K.H. Abdurrahman Wahid pernah mengungkapkan, bahwa yang terpenting dari politik adalah kemanusiaan. Sifat kebinatangan dan ketamakan seharusnya tidak diberi tempat untuk hidup dan subur di atas lahan politik bangsa ini.
Wajah buruk politik kita bukan baru-baru ini terjadi, ia merupakan warisan alami yang turun-temurun tanpa bisa daintisipasi.
Salah satunya adalah kasus buloggate dan Bruneigate yang dituduhkan pada Gus Dur, meski Jaksa Agung dan Kepolisian sudah menyatakan Gus Dur tidak ada kaitannya dengan kasus tersebut, sehingga secara hukum sudah selesai dan tidak terbukti bersalah.
Tapi kekuatan politik berwajah kebencian punya jalan sendiri untuk mejatuhkan Gus Dur dari kekuasaannya meski telah nyata ia tidak terbukti salah.
Praktek politik yang bobrok juga berefek pada demokrasi kita.
Pemandangan yang tidak asing dan terjadi berulang kali saat datangnya musim pemilu adalah masyarakat hanya diantarkan sampai ke kotak suara untuk memberikan suaranya, setelah itu hubungan antara pemilih dan terpilih sebagai wakil rakyat terputus.
“siapa yang terpilih, sama saja,” kalimat ini sering terdengar dari bibir masyarakat, artinya masyarakat telah pasrah setelah memberikan suaranya, sebab harapan yang mereka gantungkan selama ini pada wakilnya di perlemen tak kunjung datang.
Menyaksikan hidangan politik yang penuh noda ini, penulis teringat salah satu karya ditulis oleh Paul Coelho yang berjudul “The Alchemist.”
Melalui buku ini ia menceritakan kisah seorang bocah pengembala bernama Santiago dengan domba-dombanya melewati ladang, sungai hingga musim yang berbeda, lalu sejenak Santiago berpikir bahwa domba-dombanya tidak menyadari kalau ia telah makan dan minum dari ladang dan sungai yang berbeda pada musim berbeda pula, sebab dikepalanya hanya rumput dan air untuk ia makan dan minum.
Serupa dengan kondisi politik kita. Para politisi yang telah menduduki kursi parlemen dan diamantakan untuk mendistribusikan keadilan, kini hanya sibuk mengurus keuntungan pribadi dan keluarganya, apa sebab? Sebab di dalam kepalanya hanya merampok uang rakyat, sehingga persoalan kesejahteraan rakyat tidak menjadi hal yang harus ia pikirkan.
Jalaludin Rahmat melalui rekayasa sosialnya mengungkapkan bahwa perubahan tidak akan mengarah kepada kebenaran bila kesalahan berpikir masih menjebak pikiran kita.
Pernyataan ini merupakan pondasi awal yang seharusnya menjadi pegagangan untuk menyetir praktek politik, sebab pikiranlah yang akan melahirkan bagaimana seharusny kita bertindak.

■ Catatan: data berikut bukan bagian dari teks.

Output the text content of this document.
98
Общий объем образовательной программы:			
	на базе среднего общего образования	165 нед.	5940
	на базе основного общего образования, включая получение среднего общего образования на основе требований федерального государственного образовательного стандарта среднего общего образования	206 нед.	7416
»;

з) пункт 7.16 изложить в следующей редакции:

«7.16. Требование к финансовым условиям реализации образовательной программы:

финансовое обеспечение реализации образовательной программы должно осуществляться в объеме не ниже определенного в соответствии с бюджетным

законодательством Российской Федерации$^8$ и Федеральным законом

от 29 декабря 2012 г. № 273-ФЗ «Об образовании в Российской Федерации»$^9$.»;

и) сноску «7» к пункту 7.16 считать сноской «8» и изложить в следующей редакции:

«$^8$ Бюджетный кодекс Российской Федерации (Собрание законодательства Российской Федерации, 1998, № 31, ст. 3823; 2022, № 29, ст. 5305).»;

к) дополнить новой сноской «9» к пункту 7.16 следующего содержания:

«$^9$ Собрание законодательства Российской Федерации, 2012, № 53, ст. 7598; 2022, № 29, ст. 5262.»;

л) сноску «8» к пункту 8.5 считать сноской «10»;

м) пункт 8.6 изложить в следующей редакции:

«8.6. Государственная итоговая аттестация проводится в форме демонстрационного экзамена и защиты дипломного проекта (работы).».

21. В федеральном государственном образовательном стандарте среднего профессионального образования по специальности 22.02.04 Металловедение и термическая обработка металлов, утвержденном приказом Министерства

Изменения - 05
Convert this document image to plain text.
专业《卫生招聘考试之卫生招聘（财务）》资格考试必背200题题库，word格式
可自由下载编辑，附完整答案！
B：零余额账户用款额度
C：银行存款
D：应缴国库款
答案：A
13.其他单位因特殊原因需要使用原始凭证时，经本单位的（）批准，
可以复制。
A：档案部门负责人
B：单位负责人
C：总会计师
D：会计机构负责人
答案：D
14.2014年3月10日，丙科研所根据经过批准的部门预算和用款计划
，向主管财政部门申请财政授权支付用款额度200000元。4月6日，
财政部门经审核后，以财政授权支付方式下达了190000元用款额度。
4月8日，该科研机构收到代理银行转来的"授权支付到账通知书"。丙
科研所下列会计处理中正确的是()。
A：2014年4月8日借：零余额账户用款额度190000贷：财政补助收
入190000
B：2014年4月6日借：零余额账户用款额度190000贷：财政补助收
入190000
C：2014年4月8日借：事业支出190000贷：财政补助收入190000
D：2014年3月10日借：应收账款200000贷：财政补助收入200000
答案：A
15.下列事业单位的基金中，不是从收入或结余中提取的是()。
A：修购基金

Iklim politik yang terhidang saban hari di bumi pertiwi ini secara gampang dapat dipahami bahwa ada yang salah dalam pikiran mereka yang diberi kewenangan untuk mengelola sistem politik kita.
Kewenagan mengatur hajat hidup orang banyak adalah amanah, ia tak boleh dizinahi oleh pikiran kejahiliaan dan keserakahan, sebab satu kebijakan yang lahir dari pikiran salah mempunyai efek buruk hingga ke dalam rahim seorang ibu yang tengah mengandung anaknya.
Demi menciptakan generasi yang tumbuh subur dengan praktke politik yang bermartabat, sudah sepatutnya bergerak dan bergandengan dengan ketulusan niat memperbaiki bangsa dan negara, agar kelak sebelum menutup usia dapat kita saksikan bangsa ini menjadi kiblat peradaban dunia.